Wollongong City Council is facing a decision point over how it handles thousands of duplicate images sitting across its digital planning and heritage documentation systems — a problem that has quietly grown alongside the region's accelerating development activity and now threatens to slow assessment timelines for projects from Port Kembla to Fairy Meadow.
The issue matters now because the Illawarra is mid-cycle on several major infrastructure and rezoning programs. The Port Kembla Renewable Energy Zone precinct, BlueScope Steel's green steel transition documentation, and the expanded Illawarra Shoalhaven Regional Development Fund all generate large volumes of site photography, environmental imagery and cadastral records that feed directly into council and state agency planning portals. When duplicate images accumulate in those systems — sometimes filed under different property identifiers, sometimes re-uploaded after system migrations — assessors end up working from inconsistent visual records, which can delay determinations or, worse, produce decisions based on outdated site conditions.

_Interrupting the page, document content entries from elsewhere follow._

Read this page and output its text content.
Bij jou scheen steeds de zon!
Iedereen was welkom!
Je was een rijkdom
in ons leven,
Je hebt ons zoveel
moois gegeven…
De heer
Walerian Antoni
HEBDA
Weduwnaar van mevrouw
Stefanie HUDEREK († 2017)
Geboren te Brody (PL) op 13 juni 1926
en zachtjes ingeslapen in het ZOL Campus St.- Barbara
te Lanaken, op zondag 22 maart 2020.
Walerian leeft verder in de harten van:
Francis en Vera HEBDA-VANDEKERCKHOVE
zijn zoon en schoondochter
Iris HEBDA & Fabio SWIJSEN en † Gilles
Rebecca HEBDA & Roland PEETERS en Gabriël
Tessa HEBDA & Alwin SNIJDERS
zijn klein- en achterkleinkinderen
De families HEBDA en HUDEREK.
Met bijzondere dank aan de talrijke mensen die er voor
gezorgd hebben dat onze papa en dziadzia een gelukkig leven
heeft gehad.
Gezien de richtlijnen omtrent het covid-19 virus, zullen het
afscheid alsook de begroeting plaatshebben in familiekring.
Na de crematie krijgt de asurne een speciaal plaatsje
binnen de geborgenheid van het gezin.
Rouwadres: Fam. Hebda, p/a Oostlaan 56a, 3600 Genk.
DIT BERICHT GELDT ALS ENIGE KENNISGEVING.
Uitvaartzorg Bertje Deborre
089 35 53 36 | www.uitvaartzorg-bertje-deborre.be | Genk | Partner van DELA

What the backlog looks like on the ground
The duplication problem is concentrated in two areas: the Wollongong Local Environment Plan mapping database, which covers properties from Thirroul in the north to Shellharbour in the south, and the Illawarra heritage register, which includes more than 600 individually listed items across the local government area. Council's geographic information systems team has been working through a remediation process since at least early 2025, but sources familiar with the program say the volume of duplicate records escalated after a 2024 software platform upgrade that migrated image libraries without deduplication protocols in place.
The University of Wollongong's SMART Infrastructure Facility on Northfields Avenue has been involved in discussions about automated image-matching tools that could accelerate the clean-up. The facility has existing expertise in spatial data management and has previously worked with council on smart city pilot programs along Crown Street. Whether a formal contract emerges from those conversations is one of the key decisions still ahead.
On the heritage side, the Wollongong City Library's Local Studies collection — held at the Burelli Street branch — holds a parallel archive that overlaps with council's digital register in ways that are not always reconciled. Librarians there have flagged instances where the same heritage building photograph appears under three separate catalogue entries, a problem that compounds when external researchers or planning consultants pull imagery for development applications.
The decisions that will define the next chapter
Three choices are now in front of council and its partner agencies. First, whether to invest in automated deduplication software — commercial tools currently used by NSW Land Registry Services run in the range of $80,000 to $150,000 for initial licensing, depending on database scale. Second, whether to bring in a specialist data governance contractor or rely on existing GIS staff to manually review flagged records. Third, and most consequential, whether to pause new heritage image uploads to the public portal while the clean-up proceeds, or keep the portal open and risk further duplication.
Each option carries a timeline implication. A manual review of the estimated 4,200 flagged duplicate records across both the planning and heritage databases — a figure drawn from a council information governance report tabled at a committee meeting in March 2026 — would take an internal team roughly 14 months at current resourcing. An automated tool, if procured and deployed by September 2026, could theoretically complete the same work in six to eight weeks.
For residents and businesses with active development applications in suburbs like Keiraville, Coniston and Corrimal, the practical upshot is straightforward: any application that relies on site imagery attached to a property record flagged for duplication review may see its assessment clock pause while the relevant images are verified. Council's development assessment team has said applicants should contact the duty planner at the Burelli Street civic centre to check whether their property is in the affected cohort.
The broader lesson from the Wollongong case is likely to resonate well beyond the Illawarra. As NSW pushes more planning functions onto digital platforms under the ePlanning portal framework, the quality of underlying image data becomes load-bearing infrastructure. Getting the remediation architecture right — and making the call on automation versus manual review before the next major system migration — is the work that starts now.